Achieving these benefits entails a reassessment of regulation on competition in the logistics sector, states the OECD, across five main subsectors of the market: freight transportation, including transport by road, inland waterway, and maritime; freight forwarding; warehousing; small-package delivery services; and value-added services. In the Assessment Reviews report, OECD lists these key sector recommendations:
- Remove restrictive provisions setting quotas on the number of permits for cross-border road freight transport and replace with a license system. Licensing criteria should be clearly defined in the international agreement or implementing laws or regulations. Alternatively, assess market need and demand every one to three years, and consider increasing the number of licenses that can be issued.
- Avoid limitations on the number of authorized road freight transport carriers. Market-access requirements—such as professional competency or technical conditions for vehicles—should be clearly laid down in the law.

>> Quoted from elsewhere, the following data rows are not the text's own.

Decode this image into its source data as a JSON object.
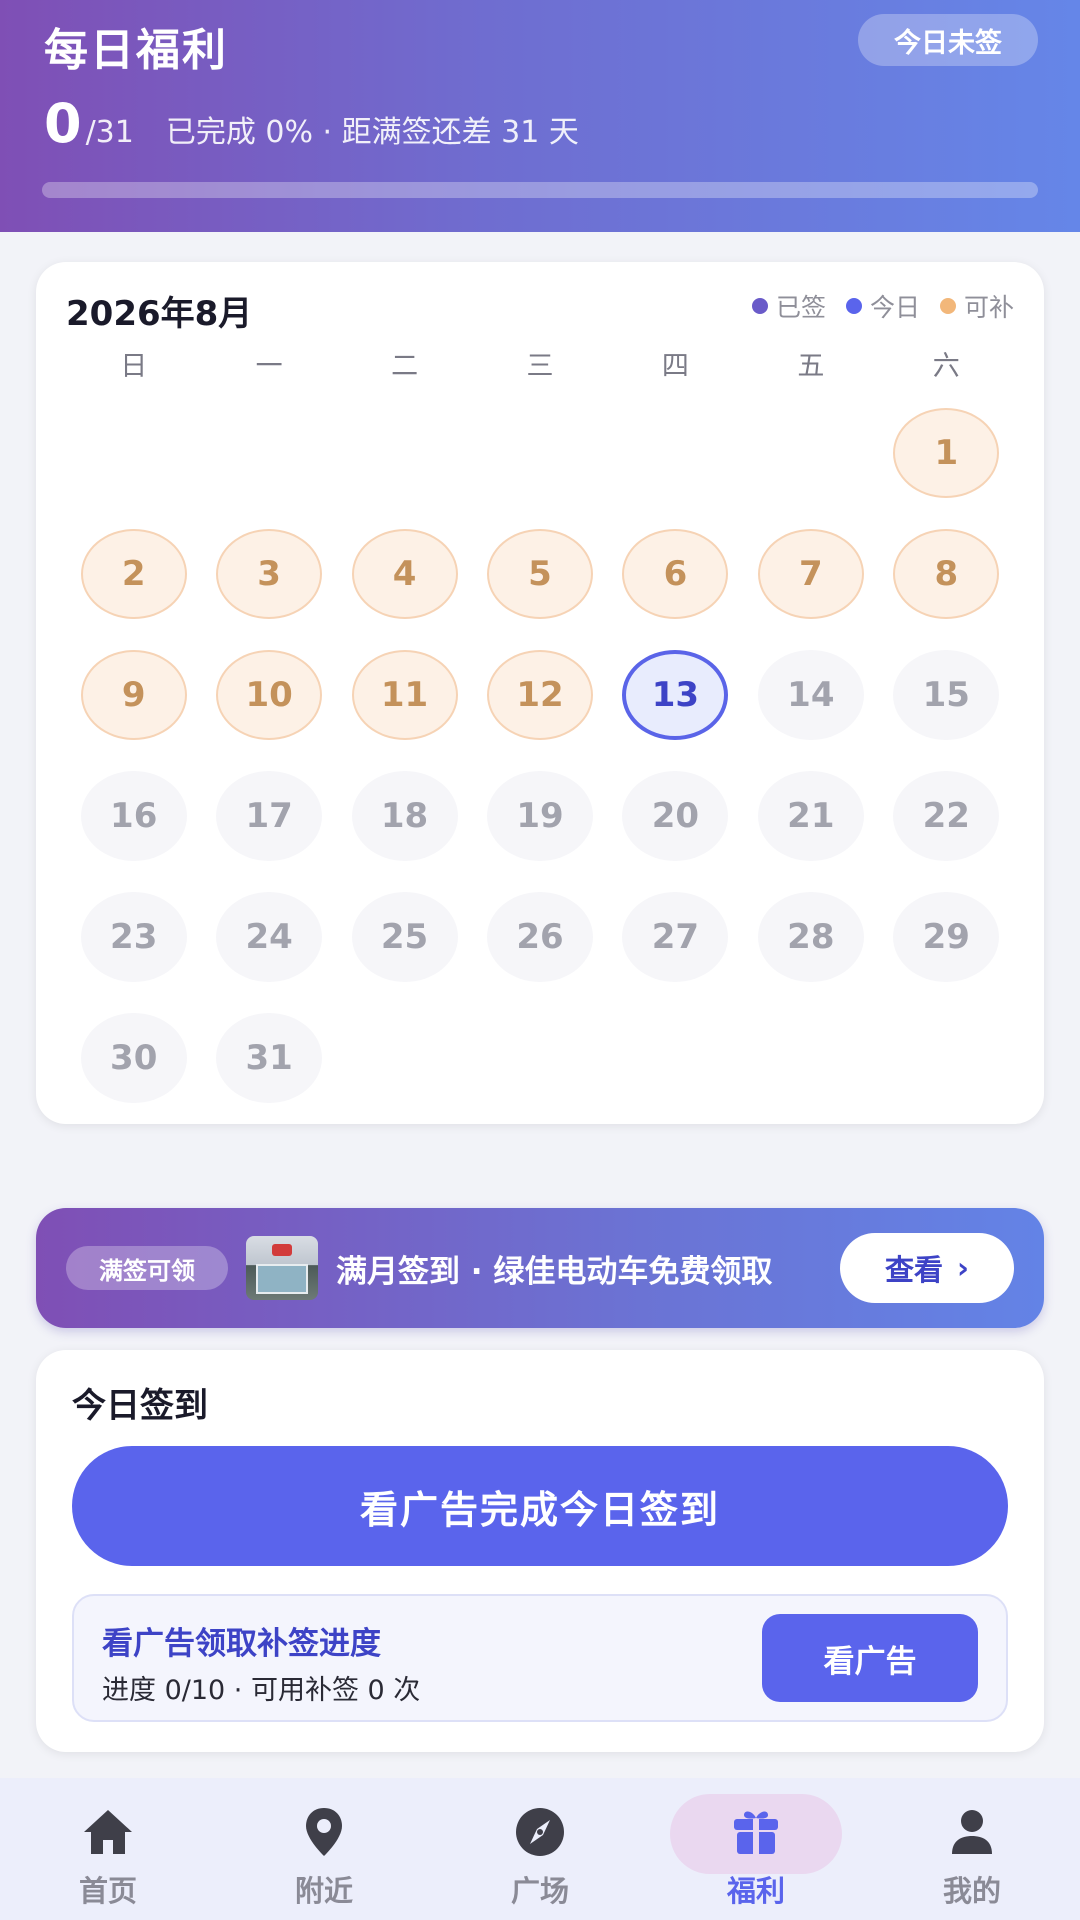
{
  "header": {
    "title": "每日福利",
    "status": "今日未签",
    "progress_count": "0",
    "progress_total": "/31",
    "progress_desc": "已完成 0% · 距满签还差 31 天",
    "progress_fraction": 0
  },
  "calendar": {
    "month_label": "2026年8月",
    "legend": [
      {
        "label": "已签",
        "color": "#6a5bc9"
      },
      {
        "label": "今日",
        "color": "#5a64ec"
      },
      {
        "label": "可补",
        "color": "#f2b77a"
      }
    ],
    "weekdays": [
      "日",
      "一",
      "二",
      "三",
      "四",
      "五",
      "六"
    ],
    "leading_blanks": 6,
    "days": [
      {
        "day": "1",
        "state": "makeup"
      },
      {
        "day": "2",
        "state": "makeup"
      },
      {
        "day": "3",
        "state": "makeup"
      },
      {
        "day": "4",
        "state": "makeup"
      },
      {
        "day": "5",
        "state": "makeup"
      },
      {
        "day": "6",
        "state": "makeup"
      },
      {
        "day": "7",
        "state": "makeup"
      },
      {
        "day": "8",
        "state": "makeup"
      },
      {
        "day": "9",
        "state": "makeup"
      },
      {
        "day": "10",
        "state": "makeup"
      },
      {
        "day": "11",
        "state": "makeup"
      },
      {
        "day": "12",
        "state": "makeup"
      },
      {
        "day": "13",
        "state": "today"
      },
      {
        "day": "14",
        "state": "future"
      },
      {
        "day": "15",
        "state": "future"
      },
      {
        "day": "16",
        "state": "future"
      },
      {
        "day": "17",
        "state": "future"
      },
      {
        "day": "18",
        "state": "future"
      },
      {
        "day": "19",
        "state": "future"
      },
      {
        "day": "20",
        "state": "future"
      },
      {
        "day": "21",
        "state": "future"
      },
      {
        "day": "22",
        "state": "future"
      },
      {
        "day": "23",
        "state": "future"
      },
      {
        "day": "24",
        "state": "future"
      },
      {
        "day": "25",
        "state": "future"
      },
      {
        "day": "26",
        "state": "future"
      },
      {
        "day": "27",
        "state": "future"
      },
      {
        "day": "28",
        "state": "future"
      },
      {
        "day": "29",
        "state": "future"
      },
      {
        "day": "30",
        "state": "future"
      },
      {
        "day": "31",
        "state": "future"
      }
    ]
  },
  "reward_banner": {
    "tag": "满签可领",
    "text": "满月签到 · 绿佳电动车免费领取",
    "button_label": "查看",
    "button_arrow": "›"
  },
  "sign_card": {
    "title": "今日签到",
    "main_button": "看广告完成今日签到",
    "makeup_title": "看广告领取补签进度",
    "makeup_desc": "进度 0/10 · 可用补签 0 次",
    "makeup_button": "看广告"
  },
  "bottom_nav": {
    "items": [
      {
        "label": "首页",
        "icon": "home-icon",
        "active": false
      },
      {
        "label": "附近",
        "icon": "location-pin-icon",
        "active": false
      },
      {
        "label": "广场",
        "icon": "compass-icon",
        "active": false
      },
      {
        "label": "福利",
        "icon": "gift-icon",
        "active": true
      },
      {
        "label": "我的",
        "icon": "user-icon",
        "active": false
      }
    ]
  },
  "colors": {
    "accent": "#5a64ec",
    "makeup": "#f2b77a",
    "header_gradient_start": "#7f4fb5",
    "header_gradient_end": "#6586e8"
  }
}
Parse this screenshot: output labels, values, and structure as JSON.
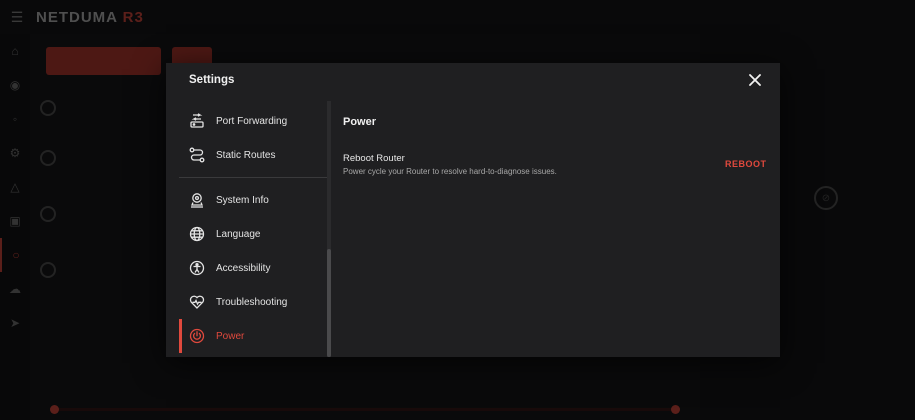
{
  "dialog": {
    "title": "Settings",
    "close_icon": "close-icon"
  },
  "menu": {
    "items": [
      {
        "label": "Port Forwarding",
        "icon": "port-forwarding-icon"
      },
      {
        "label": "Static Routes",
        "icon": "static-routes-icon"
      },
      {
        "label": "System Info",
        "icon": "system-info-icon"
      },
      {
        "label": "Language",
        "icon": "globe-icon"
      },
      {
        "label": "Accessibility",
        "icon": "accessibility-icon"
      },
      {
        "label": "Troubleshooting",
        "icon": "heart-pulse-icon"
      },
      {
        "label": "Power",
        "icon": "power-icon"
      }
    ],
    "active": "Power"
  },
  "content": {
    "section_title": "Power",
    "option_title": "Reboot Router",
    "option_description": "Power cycle your Router to resolve hard-to-diagnose issues.",
    "action_label": "REBOOT"
  },
  "colors": {
    "accent": "#e0493d",
    "dialog_bg": "#1f1f21"
  }
}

- Review regulations or provisions that limit the areas in which road freight transport licensees can operate, so that they can provide their services without any geographic restrictions. Furthermore, review regulations or provisions that limit firms’ fleet size, by restricting new-vehicle registrations or imposing a minimum or maximum number of vehicles, while maintaining provisions that pursue a legitimate policy objective (such as safety or environmental protection).
- Ensure that regulations imposing safety requirements and roadworthiness inspections on road freight transport licensees are clear and proportionate to the pursued policy goal and do not generate excessive costs.
- Open the domestic shipping market to Asean competition by lifting the ban on Asean vessels carrying domestic cargo.
- Remove excessive licensing requirements for domestic shipping, such as vessel ownership, economic-needs tests and the submission of business plans.
- When selecting port or terminal operators and port service providers, use open tender processes rather than direct negotiation. Adopt best practices for tender processes and concessions.
- Ensure clear separation between the regulatory and operational functions of port authorities to avoid real or perceived conflicts of interest.
- Only allow the regulation of maximum prices, not minimum prices, in cases where competition is limited. Maximum prices should be regularly revised to ensure they are in line with market dynamics and provide the necessary incentives for innovation and investment.
- Implement planned railway sector reform and initiate regulatory reforms that can foster competition in freight transport services by railway. This could involve some form of separation between infrastructure management and rail freight transport service operations.
- Legislate the requirement to grant third-party access to railway infrastructure to ensure access for new entrants on transparent and non-discriminatory terms. In order to make this requirement effective, ensure that the regulator or the relevant ministerial department has broad powers to intervene in the market, for example, allow it to set and enforce access charges and conditions.
The Neutrality Reviews report also examined the effects of state-owned enterprises on competition in the bloc’s small-package delivery market. This market segment is a critical part of the logistics industry due to its role in the rapid expansion of e-commerce, whose growth has been dramatically accelerated by COVID-19, says the OECD.
The two reports are part of the OECD’s “Fostering Competition in Asean” project, a partnership between the OECD and Asean, supported by the UK Government’s Asean Economic Reform Program. It reviews regulatory constraints on competition in all 10 Asean member-states to identify regulations that hinder the efficient functioning of markets and may unlevel the playing field to the disadvantage of businesses and consumers.